I am reading a John Grisham book in German and am struggling to translate one sentence into English. The sentence reads:

"Roy Lester brachte ihm Kaffee, und Pete bedankte sich."

I understand what is meant here (I think), that Roy brought Pete coffee and Pete expressed his thanks. But I would have written that:

"Roy Lester brachte ihm Kaffee, und Pete dankte ihm."

Meaning that Roy brought Pete coffee and Pete thanked him.

I believe the "bedanken sich" expression is better, or more eloquent, but I cannot think of a way of expressing this in English. My dictionaries just give the translation as to thank someone for something, but in what way is that different to using "danken"?

  • 1
    Per Wiktionary bedanken is a reflexive verb, meaning it requires a reflexive pronoun (sich) in order to function. German has a number of reflexive verbs and there's no easy way of guessing when a verb is reflexive, or for which meanings a verb is reflexive, you just have to memorize this fact when you learn the verb. There are other types of verbs with "unusual valence" as well: dative verbs, genative verbs, copulative verbs. Find a good grammar and look them up, or keep checking here because they pop up regularly.
    – RDBury
    Nov 12, 2020 at 14:31
  • 1
    "sich bei jemanden für etwas bedanken" and "jemanden für etwas danken" are synonym. Neither of these is "better, or more eloquent". Why do you believe that?
    – user6495
    Nov 12, 2020 at 14:38
  • But thay are not the sentences I referred to which were "Roy Lester brachte ihm Kaffee, und Pete bedankte sich." and "Roy Lester brachte ihm Kaffee, und Pete dankte ihm" Are you saying that these sentences are synonymous?
    – Steve
    Nov 12, 2020 at 15:10
  • 4
    @Roland -- with bei, bedanken is synonymous with danken, but it's much less direct. "I am grateful to you" vs. "I thank you". Without the bei you can leave out the person being thanked: Ich bedanke mich -- "I'm grateful".
    – RDBury
    Nov 12, 2020 at 15:28
  • 1
    Yes, the answer below has more details. Btw, I updated the Wiktionary entry to make the difference a bit clearer. If you want to get into the jargon, danken is a transitive verb so it needs an object (actually a dative object which make it a "dative verb"). Meanwhile sich bedanken is an intransitive verb which needs a preposition if you want to use it with an object.
    – RDBury
    Nov 12, 2020 at 19:31

1 Answer 1


"sich bei jemandem bedanken" and "jemandem danken" are semantically synonymous, but there's a slight difference in use.

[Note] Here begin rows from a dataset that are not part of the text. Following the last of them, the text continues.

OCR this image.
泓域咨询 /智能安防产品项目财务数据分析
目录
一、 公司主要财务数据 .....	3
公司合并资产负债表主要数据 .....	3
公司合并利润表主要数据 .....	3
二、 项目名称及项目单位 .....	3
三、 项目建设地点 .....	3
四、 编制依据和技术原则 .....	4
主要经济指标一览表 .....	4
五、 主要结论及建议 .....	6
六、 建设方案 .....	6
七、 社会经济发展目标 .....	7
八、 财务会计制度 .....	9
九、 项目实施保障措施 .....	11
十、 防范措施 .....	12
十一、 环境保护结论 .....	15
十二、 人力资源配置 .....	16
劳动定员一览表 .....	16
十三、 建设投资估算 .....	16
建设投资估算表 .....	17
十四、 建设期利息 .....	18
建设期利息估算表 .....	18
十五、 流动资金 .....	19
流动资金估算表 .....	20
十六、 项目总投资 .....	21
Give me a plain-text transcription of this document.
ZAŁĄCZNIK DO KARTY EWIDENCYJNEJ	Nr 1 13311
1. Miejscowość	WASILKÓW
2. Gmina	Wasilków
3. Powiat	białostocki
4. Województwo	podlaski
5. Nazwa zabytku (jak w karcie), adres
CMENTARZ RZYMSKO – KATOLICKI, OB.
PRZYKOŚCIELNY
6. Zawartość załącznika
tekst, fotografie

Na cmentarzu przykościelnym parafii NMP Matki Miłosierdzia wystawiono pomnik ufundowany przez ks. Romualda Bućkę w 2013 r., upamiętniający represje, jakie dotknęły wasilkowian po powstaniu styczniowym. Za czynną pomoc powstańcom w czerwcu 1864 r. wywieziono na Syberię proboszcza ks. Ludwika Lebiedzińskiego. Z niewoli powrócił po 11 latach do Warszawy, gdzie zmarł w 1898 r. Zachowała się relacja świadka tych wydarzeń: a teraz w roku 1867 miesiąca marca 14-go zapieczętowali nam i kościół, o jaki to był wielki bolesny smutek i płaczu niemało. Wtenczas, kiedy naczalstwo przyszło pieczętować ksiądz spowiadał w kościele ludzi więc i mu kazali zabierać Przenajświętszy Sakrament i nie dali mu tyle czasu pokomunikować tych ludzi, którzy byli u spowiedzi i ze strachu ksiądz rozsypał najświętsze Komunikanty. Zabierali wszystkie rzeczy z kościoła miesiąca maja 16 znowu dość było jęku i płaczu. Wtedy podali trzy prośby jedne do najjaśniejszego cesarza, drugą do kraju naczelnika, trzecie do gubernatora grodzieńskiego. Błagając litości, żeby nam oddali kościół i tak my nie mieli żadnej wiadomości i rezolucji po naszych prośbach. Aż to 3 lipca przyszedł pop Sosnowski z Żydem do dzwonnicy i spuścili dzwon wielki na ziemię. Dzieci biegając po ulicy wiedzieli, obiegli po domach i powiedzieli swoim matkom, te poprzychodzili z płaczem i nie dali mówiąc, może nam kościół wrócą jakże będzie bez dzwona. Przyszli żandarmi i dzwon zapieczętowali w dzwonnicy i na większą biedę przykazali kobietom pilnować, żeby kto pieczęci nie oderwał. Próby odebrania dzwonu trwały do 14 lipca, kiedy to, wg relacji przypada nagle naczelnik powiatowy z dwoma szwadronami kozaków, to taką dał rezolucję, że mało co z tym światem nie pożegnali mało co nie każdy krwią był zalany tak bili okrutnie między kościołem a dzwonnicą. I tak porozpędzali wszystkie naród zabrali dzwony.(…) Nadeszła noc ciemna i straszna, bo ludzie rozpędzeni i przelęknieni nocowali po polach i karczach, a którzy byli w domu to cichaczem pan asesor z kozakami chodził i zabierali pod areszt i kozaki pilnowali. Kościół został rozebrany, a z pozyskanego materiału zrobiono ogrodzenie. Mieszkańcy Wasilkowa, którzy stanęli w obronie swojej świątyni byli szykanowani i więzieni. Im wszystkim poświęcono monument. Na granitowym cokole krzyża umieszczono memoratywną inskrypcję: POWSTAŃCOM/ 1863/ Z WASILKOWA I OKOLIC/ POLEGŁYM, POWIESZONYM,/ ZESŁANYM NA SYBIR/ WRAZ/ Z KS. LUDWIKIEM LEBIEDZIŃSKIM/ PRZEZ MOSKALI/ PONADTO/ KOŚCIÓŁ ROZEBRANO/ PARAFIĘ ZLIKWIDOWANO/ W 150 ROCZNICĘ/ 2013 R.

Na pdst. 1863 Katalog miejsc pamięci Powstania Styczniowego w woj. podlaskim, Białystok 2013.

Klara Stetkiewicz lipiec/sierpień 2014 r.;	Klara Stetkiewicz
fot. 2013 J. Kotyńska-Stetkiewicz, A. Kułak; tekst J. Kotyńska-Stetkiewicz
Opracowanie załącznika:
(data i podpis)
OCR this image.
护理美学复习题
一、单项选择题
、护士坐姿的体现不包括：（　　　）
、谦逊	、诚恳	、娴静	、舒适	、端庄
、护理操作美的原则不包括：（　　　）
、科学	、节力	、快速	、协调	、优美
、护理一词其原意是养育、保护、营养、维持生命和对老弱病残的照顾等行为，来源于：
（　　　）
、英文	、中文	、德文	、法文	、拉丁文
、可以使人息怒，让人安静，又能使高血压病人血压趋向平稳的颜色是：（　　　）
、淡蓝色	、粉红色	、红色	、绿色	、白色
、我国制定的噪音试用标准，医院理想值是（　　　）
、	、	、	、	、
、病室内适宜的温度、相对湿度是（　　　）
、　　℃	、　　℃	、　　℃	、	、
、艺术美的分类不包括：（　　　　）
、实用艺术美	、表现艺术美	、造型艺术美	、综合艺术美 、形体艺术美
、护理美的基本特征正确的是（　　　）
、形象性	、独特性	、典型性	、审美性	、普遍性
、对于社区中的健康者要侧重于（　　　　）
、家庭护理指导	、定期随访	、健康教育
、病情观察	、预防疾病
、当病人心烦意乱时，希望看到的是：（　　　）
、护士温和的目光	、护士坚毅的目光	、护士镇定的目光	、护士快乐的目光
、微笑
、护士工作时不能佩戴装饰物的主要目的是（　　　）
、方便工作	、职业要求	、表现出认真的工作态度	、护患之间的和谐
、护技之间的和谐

"Pete bedankte sich bei Roy" gives slightly more attention to the thanking person (Pete) and the thanking itself, while "Pete dankte Roy" gives a bit more attention to the thanked person (Roy). The difference is small though.

The most typical uses of "sich bedanken" are the ones where the "bei" part isn't even needed:

Mutter zum Kind: "Hast du dich bedankt?"
Der Moderator bedankte sich für die konstruktive Diskussion.
Der Moderator bedankte sich bei den Teilnehmern für konstruktive Diskussion.
Ich möchte mich bei Ihnen allen sehr herzlich bedanken.
Der Laudator übergab den Preis an die Oskar-Gewinnerin, die sich bedankte.

Typical uses of "jemandem danken":

In seiner Rede dankte der CEO dem Vorstand für seine Unterstützung und den Kunden für ihre Treue.

(The main point here is whom he thanks)

Ich danke Ihnen herzlich für Ihren Einsatz.

(The speaker is putting polite emphasis on the other person)

I'm not sure if there is an equivalent for "sich bedanken" in English. "To give thanks" seems to be used exclusively in religious contexts, "to be grateful" is more of a mode than an action.

"To say thanks" seems to be the best candidate to me, at least for some uses, although I'm not entirely confident about my knowledge on how that is used.